Wednesday, June 28, 2017

Stevie Nicks Interviews Lana Del Rey

In anticipation of her fifth album, Lust for Life, which comes out on July 21st, Lana Del Rey recently sat down for an interview with V Magazine, conducted by Stevie Nicks. Here are some of the highlights from that interview:

SN So, let us start here on your new record. But let us first touch on the fact that your first record was called Born to Die. Now this [record] is Lust for Life. In between that, what is it that affected you enough to go from Born to Die to Lust for Life? Because Born to Die is pretty dark and Lust for Life is pretty light. If you have a lust for life, that’s a pretty strong statement.

LDR Yeah, they’re complete opposites, and it’s funny because when I chose the title, I didn’t think about it right away. It was the title of the first song I wrote for this record. But there are so many things that have gotten me to the point that I’m at now. One of them is just time. And because I do write everything myself, I just wanted to chronicle how I was feeling honestly, in the moment, for each record. So, I had a lot of stories that I wanted to tell that I hadn’t told yet up until this point. And now, through the last four records, I got out a lot of those stories and a lot of those feelings, and for the first time, I’ve caught myself up to real time. And now, I’m at this place where I feel like I’m really present, and when I’m reading the news, I’m really reading it, whereas before I was a little bit in my own head. So, there’s definitely been a feeling of freedom and lightness being in the present moment. That brings on that lust for life feeling, when you don’t have all of those feelings about the past weighing you down. I remember an interview that you did once where you said, “Around every corner there’s an adventure waiting to happen,” and I’m kind of in that zone right now. I just feel like whatever each day brings me is something that I need and I want. It’s just time. Time has brought me here.

SN The way that we write is like we’re writing a diary as our songs go. If I listen to all the songs from Bella Donna, and then I listen to all the songs from Wild Heart, all the songs from Rock a Little, and then I get to The Other Side of the Mirror…I was just thinking about this one song I called “Doing the Best I Can (Escape from Berlin).” It goes, [begins to sing] “It’s all right, baby, I’m doing the best that I can.” I named it that because of this idea of escape. Something horrible was going on in Berlin, and I was also finding my way. I was in a drug-filled fog at that point, fighting for survival. I look back on it and go, You were really trying to survive in 1989. And then I actually went to rehab in 1994 to get off that horrible tranquilizer, Klonopin—from there, I start watching my life come back around, starting with a record I did called Sweet Angel, which was about the aftermath of rehab and coming back into the real world. And from then on, my path started to go up. And if I had not written all those songs, even reading all my journals from that time, they wouldn’t have really told the story, but the songs really told me the story of how bad that whole thing was. And I could watch, through the songs, my life start to come back to me. I think that we put out this running commentary on not just what’s going on in our lives, but what’s going on in the world at the same time. It’s a parallel thing. So, I see you doing the same things as I did.
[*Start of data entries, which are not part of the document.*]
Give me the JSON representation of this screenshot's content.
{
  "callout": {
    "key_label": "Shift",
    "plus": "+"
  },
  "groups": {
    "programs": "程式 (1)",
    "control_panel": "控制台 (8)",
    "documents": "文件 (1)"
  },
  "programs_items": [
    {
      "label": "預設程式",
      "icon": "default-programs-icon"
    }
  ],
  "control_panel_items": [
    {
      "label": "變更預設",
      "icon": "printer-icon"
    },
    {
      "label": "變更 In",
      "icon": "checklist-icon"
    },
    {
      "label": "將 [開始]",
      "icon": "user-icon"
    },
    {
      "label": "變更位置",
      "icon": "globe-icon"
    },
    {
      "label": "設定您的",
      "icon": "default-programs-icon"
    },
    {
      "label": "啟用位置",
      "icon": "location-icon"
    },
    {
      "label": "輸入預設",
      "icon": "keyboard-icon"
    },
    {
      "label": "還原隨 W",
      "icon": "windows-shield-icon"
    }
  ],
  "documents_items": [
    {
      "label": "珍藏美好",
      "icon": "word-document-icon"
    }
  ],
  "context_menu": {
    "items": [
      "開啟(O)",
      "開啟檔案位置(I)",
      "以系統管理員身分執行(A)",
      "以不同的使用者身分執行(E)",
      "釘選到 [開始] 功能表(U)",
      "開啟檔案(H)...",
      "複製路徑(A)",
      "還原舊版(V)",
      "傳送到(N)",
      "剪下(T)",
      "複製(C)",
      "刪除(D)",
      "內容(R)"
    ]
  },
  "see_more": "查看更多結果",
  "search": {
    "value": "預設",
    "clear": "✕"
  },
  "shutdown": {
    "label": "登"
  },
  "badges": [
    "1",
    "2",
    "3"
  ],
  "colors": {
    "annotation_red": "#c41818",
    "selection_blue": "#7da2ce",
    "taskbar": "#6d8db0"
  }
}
LDR It’s a delicate balance because you’re chronicling your own story and then you’re also reflecting back what you see. It can take work not to let your world get too small, so that you’re still in both worlds. You’ve got your world with your own inner dialogue and your own narrative and the way that you write, and then there’s everything else. It’s funny, it’s been a minute since I’ve gone through my records, but I did do it recently and I hear so much of my own self and my own stories, but I don’t get as much of the outside world as I thought [I would]. This record is really different. When there were the women’s marches, I was writing about that. There was enough space in my mind to really absorb everything. I think I was very much in the mix of culture in California over the last five years, but it feels good to feel more connected to a wider world.

SN I think we’re all much more connected with what’s going on right now.

LDR That’s true. Regardless of where someone is at personally, the current landscape jolts you into being present, if you’re not crazy. If you’re a normal person, you’re suddenly aware and watching everything.

SN I think as songwriters right now, there’s a lot of songs I’d like to write that wouldn’t be very nice songs, but I’m not going to do it because we’re not going to help anybody by doing that. Then we’re just going to be in with the masses and we’re not going to be above the fray. Write your songs, but remember that we’re the ones that are here to lighten, to lighten life, to light the lanterns and the little fairy lights, and try to keep people going. We have to have hope. We have to believe that this will all end up okay and that we’ll all end up okay. Because if we don’t do it, then who the hell is gonna do it?

LDR You’re right, there’s no other way. As far as I’m concerned, there’s really not another way to sensibly think about it. I was never a huge self-editor—I wrote songs and then I felt like, Okay, well that’s that. And now, I’ve found in the last two years that I’ve really been editing some of the language of some of the songs in light of the political landscape, [because] I don’t want to be a part of anything that adds to that negativity.